サッポロ・アート・パラダイス 市民も作品に参加 ユニーク発表続々

 街のまん中で美術作品の制作やパフォーマンスをやろうという「サッポロ・アート・パラダイス(さっぱら)」(同実行委主催)が、二十一日からの三日間、札幌市中央区の大通公園を会場に開かれた。昨年に続き二回目。ユニークな立体作品や発表が多く、連日市民でにぎわった。

 同公園七、八丁目での立体造形制作には一般公募と推薦による二十三組が出品。通りがかりの市民も何らかの形で参加できる作品が多かったのが特徴だ。

 学生らによる「ピリピリ」チームの「働く人」は、「20世紀1997年9月〇日〇時〇分〇秒」という現在の時間を日めくりカレンダーのような形で表示する作品。朝から夕方まで、秒を表示する紙は一秒毎に、分の紙は一分毎にめくる。メンバーは大忙しだったが、紙めくりに加わる市民もおり、「時間を視覚化する」という狙いは達成できたようだ。

 札教大の学生による「泡工場」は、せっけん水の入った水槽にぐるぐる巻きのチューブを浸したり揚げたりするとシャボン玉がたくさん出来るという単純な作品だが、子どもたちは大喜び。

 札幌大谷短大の「ヨナさんギャラリー」は、牧草ロール用の白いポリエチレンを膨らませた長さ十メートルほどの大きなトンネルで、内壁に自由に絵が描けるとあって、計四百人以上が落書きを楽しんだ。鉄パイプ約百三十本を複雑につなぎ合わせ、伝声管に変身させた札教大チームの「パイピングパイプマン」も人気を集めた。

 そのほか、ドイツの二人組「ピエトン」によるパフォーマンス、パントマイムや沖縄音楽演奏、写真やお面制作のコンテストなど、盛りだくさんの内容だった。

 コーディネーターとして企画に加わった画家の米谷雄平さんは「昨年よりかなり充実した。そろそろ札幌の行事として定着するのでは」と話す。
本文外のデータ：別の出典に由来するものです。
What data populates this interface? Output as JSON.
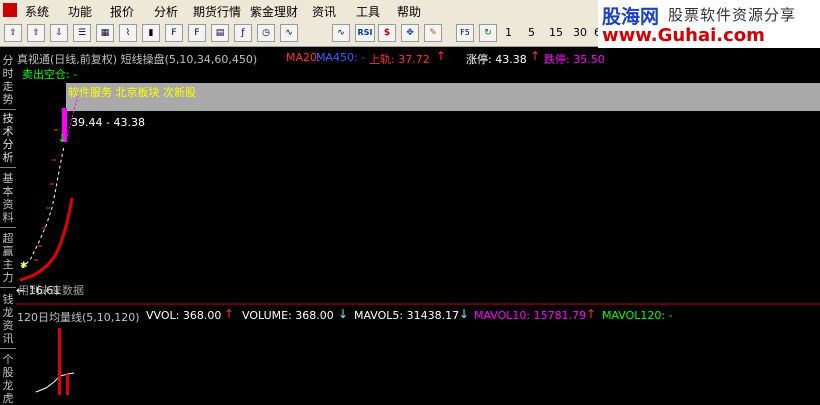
{
  "menu": {
    "items": [
      "系统",
      "功能",
      "报价",
      "分析",
      "期货行情",
      "紫金理财",
      "资讯",
      "工具",
      "帮助"
    ]
  },
  "toolbar": {
    "icons": [
      "arrow-up-icon",
      "arrow-up-icon",
      "arrow-down-icon",
      "list-icon",
      "grid-icon",
      "line-chart-icon",
      "candle-icon",
      "f10-icon",
      "f12-icon",
      "doc-icon",
      "fx-icon",
      "clock-icon",
      "trend-icon",
      "rsi-icon",
      "dollar-icon",
      "move-icon",
      "pencil-icon",
      "f5-icon",
      "refresh-icon"
    ],
    "rsi_label": "RSI",
    "f5_label": "F5",
    "periods": [
      "1",
      "5",
      "15",
      "30",
      "6"
    ]
  },
  "brand": {
    "name": "股海网",
    "slogan": "股票软件资源分享",
    "url": "www.Guhai.com"
  },
  "side_tabs": [
    "分时走势",
    "技术分析",
    "基本资料",
    "超赢主力",
    "钱龙资讯",
    "个股龙虎"
  ],
  "chart_header": {
    "title": "真视通(日线,前复权) 短线操盘(5,10,34,60,450)",
    "ma20": "MA20: -",
    "ma450": "MA450: -",
    "upper_rail": "上轨: 37.72",
    "limit_up": "涨停: 43.38",
    "limit_down": "跌停: 35.50"
  },
  "annotation": {
    "sell_signal": "卖出空仓: -",
    "concept": "软件服务 北京板块 次新股",
    "price_range": "39.44 - 43.38",
    "low_price": "← 16.61",
    "future_data": "用到未来数据"
  },
  "volume_header": {
    "title": "120日均量线(5,10,120)",
    "vvol": "VVOL: 368.00",
    "volume": "VOLUME: 368.00",
    "mavol5": "MAVOL5: 31438.17",
    "mavol10": "MAVOL10: 15781.79",
    "mavol120": "MAVOL120: -"
  },
  "colors": {
    "up": "#ff3232",
    "down": "#54ffff",
    "ma_blue": "#3060ff",
    "magenta": "#ff00ff",
    "yellow": "#ffff00",
    "green": "#00ff00",
    "white": "#ffffff"
  }
}
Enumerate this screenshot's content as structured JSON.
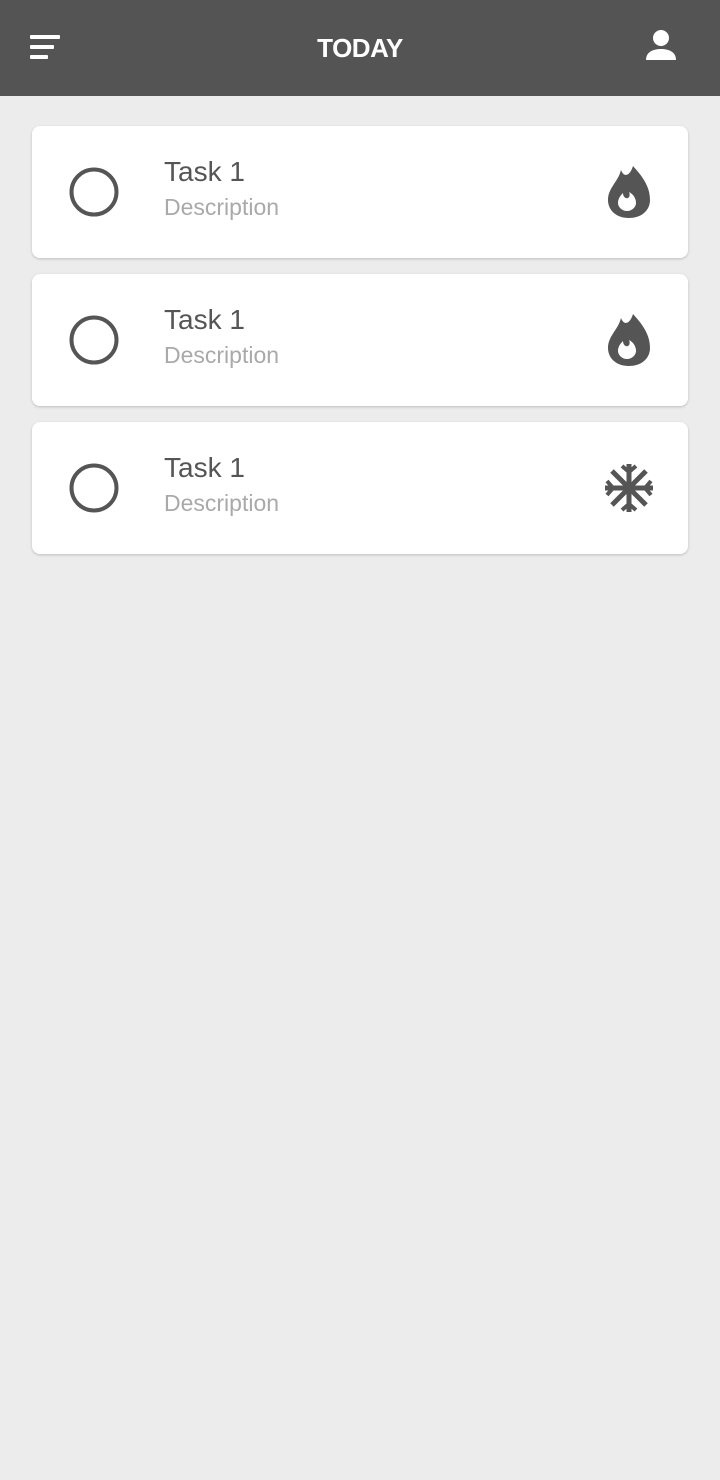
{
  "header": {
    "title": "TODAY",
    "menu_icon": "menu-icon",
    "profile_icon": "person-icon"
  },
  "tasks": [
    {
      "title": "Task 1",
      "description": "Description",
      "priority_icon": "fire-icon",
      "completed": false
    },
    {
      "title": "Task 1",
      "description": "Description",
      "priority_icon": "fire-icon",
      "completed": false
    },
    {
      "title": "Task 1",
      "description": "Description",
      "priority_icon": "snowflake-icon",
      "completed": false
    }
  ],
  "colors": {
    "app_bar": "#545454",
    "background": "#ececec",
    "card": "#ffffff",
    "icon": "#555555",
    "title_text": "#555555",
    "description_text": "#a9a9a9"
  }
}
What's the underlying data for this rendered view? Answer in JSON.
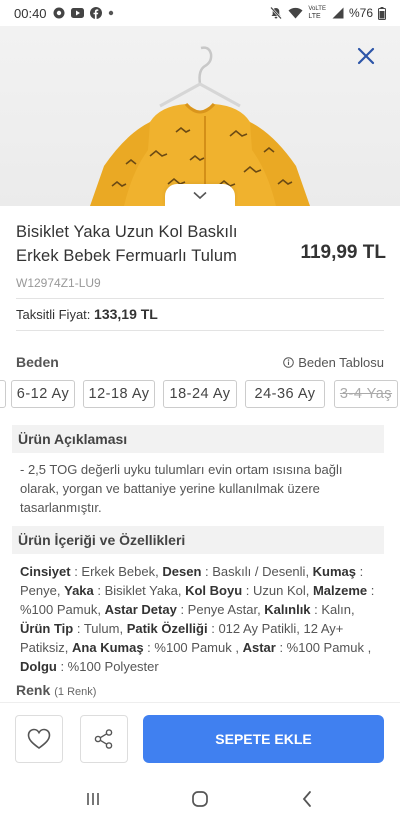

さっぽろ雪まつりなどとはひと味違った公園の活用法としても注目されそうだ


 どうですか。
 文章を読むだけで、楽しい雰囲気が伝わってこないだろうか。

 すくなくとも近年は、こんなに楽しいアートの催しは、札幌では少ないように思う。

 「さっぱら」が開かれていたのは1996~2000年。
 2001年からは、大道芸の祭典「だい・どん・でん!」などに発展的に解消されたらしい。



 北海道や札幌の美術の歩みを知ろうとする人は、まず「北海道の美術史」(吉田豪介著、共同文化社)をひもとくだろう。
 ただし、この本は1995年の発刊だったはずで、当然のことながら95年以降のことは書いていない。

 また、インターネットの普及が始まるのは、95年のウィンドウズ95発売以降だが、しばらくは通信環境などの問題もあって、多くの人が発信するようになるまでには数年がかかった。
 筆者がウェブサイトを開設したのは2000年暮れ。この時点ですでに存在しており現在も継続している道内のアート関係サイトといえば、渡邉真弓さんの「allo?」くらいしか筆者には思い浮かばない(ほかにもあったらごめんなさい)。

 というわけで、90年代後半~2000年というのは、いわば「エアポケット」みたいになっていて、この期間のことはググってもほとんどわからないのだ。
 
 あと、札幌の現代美術かいわいでいえば、端聡さん、上遠野聡さん、伊藤隆介さん、磯崎道佳さんあたりの世代と、武田浩志さんや久野志乃さん、高橋喜代史さんといった世代の間がぽっかりあいているような気がする。
 それも、90年代後半の記憶が引き継がれていない要因なのかもしれない。